Talking about Trump backfires
Even before Harris topped the ballot, she tried to cast the race as a referendum on Trump rather than Biden.
The former California prosecutor used her law enforcement record to prosecute cases against the former president.
But her nascent campaign has chosen to abandon Biden’s core argument that Trump poses an existential threat to democracy, prioritizing a forward-looking “happy” message that protects individual freedoms and preserves the middle class.
In the final stretch, however, Harris made a tactical decision to once again emphasize the dangers of a second Trump presidency, calling the president “fascist” and campaigning with disaffected Republicans who were tired of his rhetoric.
Speaking outside the residence, Harris called the president “unhinged and unstable” after former Trump White House chief of staff John Kelly told The New York Times that Trump expressed admiration for Adolf Hitler.
“Kamala Harris lost this election because she focused almost entirely on attacking Donald Trump,” said veteran Republican pollster Frank Luntz said tuesday night.
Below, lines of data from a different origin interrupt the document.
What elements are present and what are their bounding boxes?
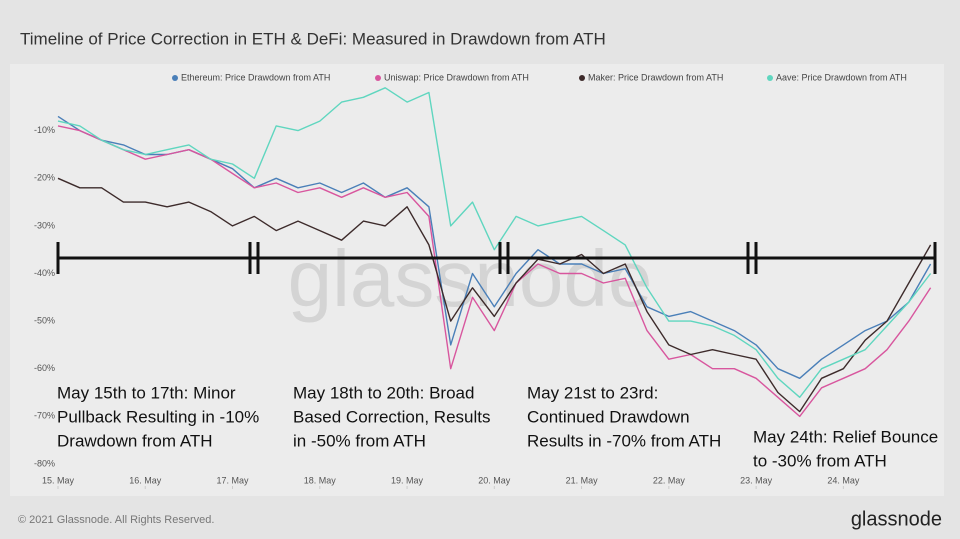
series-line xyxy=(57,125,932,418)
timeline xyxy=(56,242,937,274)
y-tick-label: -70% xyxy=(34,411,55,421)
y-tick-label: -30% xyxy=(34,220,55,230)
annotation: May 21st to 23rd: xyxy=(527,383,658,402)
x-tick-label: 15. May xyxy=(42,475,75,485)
x-tick-label: 16. May xyxy=(129,475,162,485)
legend-label: Aave: Price Drawdown from ATH xyxy=(776,72,907,82)
annotation: in -50% from ATH xyxy=(293,431,426,450)
annotation: Drawdown from ATH xyxy=(57,431,213,450)
footer: © 2021 Glassnode. All Rights Reserved. xyxy=(18,514,214,526)
y-tick-label: -80% xyxy=(34,458,55,468)
legend-marker xyxy=(767,75,773,81)
annotation: Continued Drawdown xyxy=(527,407,690,426)
x-tick-label: 18. May xyxy=(304,475,337,485)
x-tick-label: 19. May xyxy=(391,475,424,485)
legend-marker xyxy=(375,75,381,81)
x-tick-label: 24. May xyxy=(827,475,860,485)
annotation: May 18th to 20th: Broad xyxy=(293,383,474,402)
x-tick-label: 21. May xyxy=(566,475,599,485)
chart-title: Timeline of Price Correction in ETH & De… xyxy=(20,29,606,48)
brand: glassnode xyxy=(851,508,942,530)
legend-label: Maker: Price Drawdown from ATH xyxy=(588,72,723,82)
y-tick-label: -20% xyxy=(34,173,55,183)
legend-label: Ethereum: Price Drawdown from ATH xyxy=(181,72,330,82)
annotation: Pullback Resulting in -10% xyxy=(57,407,259,426)
y-tick-label: -50% xyxy=(34,315,55,325)
y-tick-label: -10% xyxy=(34,125,55,135)
legend-marker xyxy=(172,75,178,81)
annotation: May 24th: Relief Bounce xyxy=(753,427,938,446)
legend-label: Uniswap: Price Drawdown from ATH xyxy=(384,72,529,82)
x-tick-label: 23. May xyxy=(740,475,773,485)
y-tick-label: -60% xyxy=(34,363,55,373)
x-tick-label: 20. May xyxy=(478,475,511,485)
legend-marker xyxy=(579,75,585,81)
annotation: to -30% from ATH xyxy=(753,451,887,470)
series-line xyxy=(57,177,932,413)
annotation: Based Correction, Results xyxy=(293,407,490,426)
annotation: May 15th to 17th: Minor xyxy=(57,383,236,402)
y-tick-label: -40% xyxy=(34,268,55,278)
x-tick-label: 22. May xyxy=(653,475,686,485)
watermark: glassnode xyxy=(288,234,653,323)
x-tick-label: 17. May xyxy=(217,475,250,485)
series-line xyxy=(57,87,932,398)
annotation: Results in -70% from ATH xyxy=(527,431,721,450)
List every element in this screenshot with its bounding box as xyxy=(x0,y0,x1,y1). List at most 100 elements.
“Voters already know everything about Trump, but they still want to know more about Harris’ plans for her first hour, first day, first month and first year in office.”
“Her campaign focused more on Trump than on Harris’ own ideas, which is a huge failure,” he added.
Ultimately, the winning coalition Harris needed to defeat Trump never materialized, and voters’ strong rejection of Democrats suggested the party had a deeper problem than just an unpopular president.